See find_group_hash @ https://github.com/daira/zcash-test-vectors/blob/master/sapling_generators.py#L31

def group_hash(D, M):
    digest = blake2s(person=D)
    digest.update(CRS)
    digest.update(M)
    p = Point.from_bytes(digest.digest())
    if not p:
        return None
    q = p * JUBJUB_COFACTOR
    if q == Point.ZERO:
        return None
    return q

def find_group_hash(D, M):
    i = 0
    while True:
        p = group_hash(D, M + bytes([i]))
        if p:
            return p
        i += 1
        assert i < 256

[barryWhiteHat]

The problem is Point.from_bytes call. You can follow it to sapling_jubjub.py and you can see it needs to get the square root (u = u2.sqrt())[https://github.com/daira/zcash-test-vectors/blob/master/sapling_jubjub.py#L157)
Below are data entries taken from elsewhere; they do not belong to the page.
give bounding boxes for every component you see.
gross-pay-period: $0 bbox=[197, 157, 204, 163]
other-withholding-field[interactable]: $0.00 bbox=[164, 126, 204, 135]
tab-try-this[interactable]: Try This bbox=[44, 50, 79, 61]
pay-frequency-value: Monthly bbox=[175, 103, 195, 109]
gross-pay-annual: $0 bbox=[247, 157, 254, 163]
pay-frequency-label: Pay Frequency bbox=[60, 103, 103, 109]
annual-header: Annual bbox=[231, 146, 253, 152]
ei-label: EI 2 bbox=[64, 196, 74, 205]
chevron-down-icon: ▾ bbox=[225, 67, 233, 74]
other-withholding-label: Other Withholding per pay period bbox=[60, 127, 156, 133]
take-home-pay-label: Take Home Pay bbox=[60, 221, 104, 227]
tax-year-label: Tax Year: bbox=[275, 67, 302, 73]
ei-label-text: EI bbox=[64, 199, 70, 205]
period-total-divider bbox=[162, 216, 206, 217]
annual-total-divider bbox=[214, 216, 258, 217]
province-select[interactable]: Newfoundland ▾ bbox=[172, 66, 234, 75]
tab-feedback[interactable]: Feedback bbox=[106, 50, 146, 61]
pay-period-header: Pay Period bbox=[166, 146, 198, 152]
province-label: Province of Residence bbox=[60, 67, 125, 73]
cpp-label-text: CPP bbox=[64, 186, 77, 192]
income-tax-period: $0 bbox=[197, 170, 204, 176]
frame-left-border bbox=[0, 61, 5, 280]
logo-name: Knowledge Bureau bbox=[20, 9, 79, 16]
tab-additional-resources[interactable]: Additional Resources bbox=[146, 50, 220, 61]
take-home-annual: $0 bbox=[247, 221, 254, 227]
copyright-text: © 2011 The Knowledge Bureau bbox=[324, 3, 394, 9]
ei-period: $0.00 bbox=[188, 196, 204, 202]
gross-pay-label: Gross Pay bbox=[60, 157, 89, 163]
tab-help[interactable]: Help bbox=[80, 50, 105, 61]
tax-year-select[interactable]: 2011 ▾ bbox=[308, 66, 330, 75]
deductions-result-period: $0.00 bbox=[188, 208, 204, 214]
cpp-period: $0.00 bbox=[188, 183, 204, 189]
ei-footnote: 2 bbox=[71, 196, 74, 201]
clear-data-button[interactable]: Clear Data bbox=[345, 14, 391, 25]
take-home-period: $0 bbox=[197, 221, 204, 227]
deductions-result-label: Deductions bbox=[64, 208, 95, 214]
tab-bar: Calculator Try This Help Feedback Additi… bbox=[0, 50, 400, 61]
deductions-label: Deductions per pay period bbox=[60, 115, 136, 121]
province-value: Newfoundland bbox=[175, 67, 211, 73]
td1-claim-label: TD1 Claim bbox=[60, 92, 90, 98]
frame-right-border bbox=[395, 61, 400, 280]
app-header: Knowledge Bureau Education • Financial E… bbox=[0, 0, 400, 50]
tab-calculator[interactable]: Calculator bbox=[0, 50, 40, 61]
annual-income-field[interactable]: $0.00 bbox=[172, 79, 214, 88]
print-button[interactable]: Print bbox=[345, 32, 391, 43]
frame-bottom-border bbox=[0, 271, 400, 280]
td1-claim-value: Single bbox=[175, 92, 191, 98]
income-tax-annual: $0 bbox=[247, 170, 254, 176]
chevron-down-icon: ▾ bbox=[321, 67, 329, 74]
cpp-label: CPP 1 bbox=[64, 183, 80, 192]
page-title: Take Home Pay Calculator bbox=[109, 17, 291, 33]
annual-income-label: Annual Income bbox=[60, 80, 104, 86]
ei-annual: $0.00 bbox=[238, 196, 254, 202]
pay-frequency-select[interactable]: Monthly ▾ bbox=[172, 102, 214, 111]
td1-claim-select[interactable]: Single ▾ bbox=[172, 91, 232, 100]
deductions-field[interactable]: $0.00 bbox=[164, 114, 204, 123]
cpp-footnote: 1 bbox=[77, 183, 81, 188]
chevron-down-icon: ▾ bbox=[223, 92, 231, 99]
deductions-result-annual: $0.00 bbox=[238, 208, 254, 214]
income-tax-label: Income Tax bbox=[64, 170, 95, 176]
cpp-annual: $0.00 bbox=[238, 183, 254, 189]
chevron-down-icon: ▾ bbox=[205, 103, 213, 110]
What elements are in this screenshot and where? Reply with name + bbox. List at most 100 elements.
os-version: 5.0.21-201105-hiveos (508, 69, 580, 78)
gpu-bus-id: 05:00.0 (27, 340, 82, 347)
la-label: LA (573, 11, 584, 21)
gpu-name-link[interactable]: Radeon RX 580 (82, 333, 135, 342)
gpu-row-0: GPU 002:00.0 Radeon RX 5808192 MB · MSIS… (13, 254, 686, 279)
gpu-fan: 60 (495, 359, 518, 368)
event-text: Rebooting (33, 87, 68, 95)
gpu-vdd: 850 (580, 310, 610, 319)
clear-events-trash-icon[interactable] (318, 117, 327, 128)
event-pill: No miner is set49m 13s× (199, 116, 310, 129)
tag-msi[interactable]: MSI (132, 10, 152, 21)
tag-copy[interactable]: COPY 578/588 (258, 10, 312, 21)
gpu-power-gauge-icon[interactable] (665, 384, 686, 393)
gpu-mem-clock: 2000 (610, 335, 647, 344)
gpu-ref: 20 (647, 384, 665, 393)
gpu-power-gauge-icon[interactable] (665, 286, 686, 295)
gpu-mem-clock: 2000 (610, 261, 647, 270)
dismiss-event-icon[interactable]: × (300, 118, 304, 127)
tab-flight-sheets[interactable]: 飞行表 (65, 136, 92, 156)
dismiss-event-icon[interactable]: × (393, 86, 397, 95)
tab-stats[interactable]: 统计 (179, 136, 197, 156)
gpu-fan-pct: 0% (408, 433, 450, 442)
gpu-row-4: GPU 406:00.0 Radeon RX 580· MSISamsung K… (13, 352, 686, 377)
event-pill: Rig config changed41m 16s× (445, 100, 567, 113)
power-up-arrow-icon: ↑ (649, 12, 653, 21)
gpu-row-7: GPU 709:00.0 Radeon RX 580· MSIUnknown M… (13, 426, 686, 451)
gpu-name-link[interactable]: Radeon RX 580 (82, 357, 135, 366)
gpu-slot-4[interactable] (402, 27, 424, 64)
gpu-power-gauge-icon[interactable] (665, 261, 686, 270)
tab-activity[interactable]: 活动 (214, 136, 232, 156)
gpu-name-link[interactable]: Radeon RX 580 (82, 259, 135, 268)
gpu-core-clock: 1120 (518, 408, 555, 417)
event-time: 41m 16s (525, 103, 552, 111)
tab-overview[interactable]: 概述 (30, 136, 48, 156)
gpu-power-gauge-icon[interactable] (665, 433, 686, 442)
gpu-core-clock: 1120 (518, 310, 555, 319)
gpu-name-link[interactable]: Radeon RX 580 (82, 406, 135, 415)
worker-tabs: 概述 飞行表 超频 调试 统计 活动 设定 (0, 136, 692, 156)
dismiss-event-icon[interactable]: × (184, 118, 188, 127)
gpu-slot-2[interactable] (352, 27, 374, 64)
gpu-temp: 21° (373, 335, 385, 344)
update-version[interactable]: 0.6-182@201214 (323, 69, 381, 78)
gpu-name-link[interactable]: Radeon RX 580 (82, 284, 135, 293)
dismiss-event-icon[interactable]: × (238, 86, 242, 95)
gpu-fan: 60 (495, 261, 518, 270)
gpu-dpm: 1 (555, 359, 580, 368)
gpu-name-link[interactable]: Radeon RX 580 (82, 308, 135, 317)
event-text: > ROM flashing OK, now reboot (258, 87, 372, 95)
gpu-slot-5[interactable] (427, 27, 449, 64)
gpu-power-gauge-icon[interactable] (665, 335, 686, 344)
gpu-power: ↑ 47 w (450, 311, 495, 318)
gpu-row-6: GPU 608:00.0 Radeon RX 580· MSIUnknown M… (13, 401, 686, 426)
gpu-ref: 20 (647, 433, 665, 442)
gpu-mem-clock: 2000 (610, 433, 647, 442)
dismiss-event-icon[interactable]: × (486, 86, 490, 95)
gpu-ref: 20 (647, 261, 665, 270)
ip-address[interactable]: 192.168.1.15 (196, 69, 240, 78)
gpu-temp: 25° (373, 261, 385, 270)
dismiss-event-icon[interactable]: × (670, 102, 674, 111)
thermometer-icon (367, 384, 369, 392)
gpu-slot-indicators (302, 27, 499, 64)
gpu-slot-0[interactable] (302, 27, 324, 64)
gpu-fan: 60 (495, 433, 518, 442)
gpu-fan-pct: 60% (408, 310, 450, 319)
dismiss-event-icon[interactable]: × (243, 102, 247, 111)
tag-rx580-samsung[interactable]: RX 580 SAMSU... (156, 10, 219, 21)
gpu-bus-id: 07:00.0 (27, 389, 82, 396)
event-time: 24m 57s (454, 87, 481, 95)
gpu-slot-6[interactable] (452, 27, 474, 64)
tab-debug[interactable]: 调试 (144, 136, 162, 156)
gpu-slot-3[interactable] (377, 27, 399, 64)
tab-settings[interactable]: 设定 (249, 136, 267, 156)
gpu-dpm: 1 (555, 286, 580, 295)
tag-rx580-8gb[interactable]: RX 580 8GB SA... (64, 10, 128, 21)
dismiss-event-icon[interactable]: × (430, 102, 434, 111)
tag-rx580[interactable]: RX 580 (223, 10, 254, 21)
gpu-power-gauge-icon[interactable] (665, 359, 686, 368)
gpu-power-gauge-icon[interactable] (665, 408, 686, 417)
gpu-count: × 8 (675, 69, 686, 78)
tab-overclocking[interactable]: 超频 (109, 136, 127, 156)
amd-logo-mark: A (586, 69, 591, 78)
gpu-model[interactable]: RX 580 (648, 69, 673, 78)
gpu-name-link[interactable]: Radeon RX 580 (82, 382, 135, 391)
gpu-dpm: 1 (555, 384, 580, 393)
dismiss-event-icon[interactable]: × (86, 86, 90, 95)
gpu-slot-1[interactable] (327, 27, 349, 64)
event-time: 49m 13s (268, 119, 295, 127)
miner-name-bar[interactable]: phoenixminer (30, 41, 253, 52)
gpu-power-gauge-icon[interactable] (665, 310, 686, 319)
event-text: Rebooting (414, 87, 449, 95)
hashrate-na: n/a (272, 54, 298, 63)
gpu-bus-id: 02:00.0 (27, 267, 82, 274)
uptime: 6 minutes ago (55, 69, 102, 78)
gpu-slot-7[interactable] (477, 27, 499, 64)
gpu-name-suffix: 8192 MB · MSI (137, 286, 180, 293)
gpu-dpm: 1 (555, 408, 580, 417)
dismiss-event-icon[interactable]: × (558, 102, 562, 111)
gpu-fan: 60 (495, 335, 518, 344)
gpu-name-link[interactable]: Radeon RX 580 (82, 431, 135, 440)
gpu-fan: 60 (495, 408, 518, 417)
I have not gotten that working yet. You can see https://github.com/barryWhiteHat/baby_jubjub_ecc/blob/master/tests/sapling_jubjub.py#L81 that i am trying to reverse engineer it. But have not gotten it to work yet.

[HarryR]

Can you not just provide a witness for the points u coordinate and verify is_on_curve(u, v) and v == v_from_hash(...) ?

One problem with that is there may be more than one u coordinate for any given v and visa versa, e.g. negative points with the sign bit have the X coordinate flipped.

So it's not safe to just verify is_on_curve unless you also verify the sign bit of the encoded point and whether or not the X coord is negative or positive.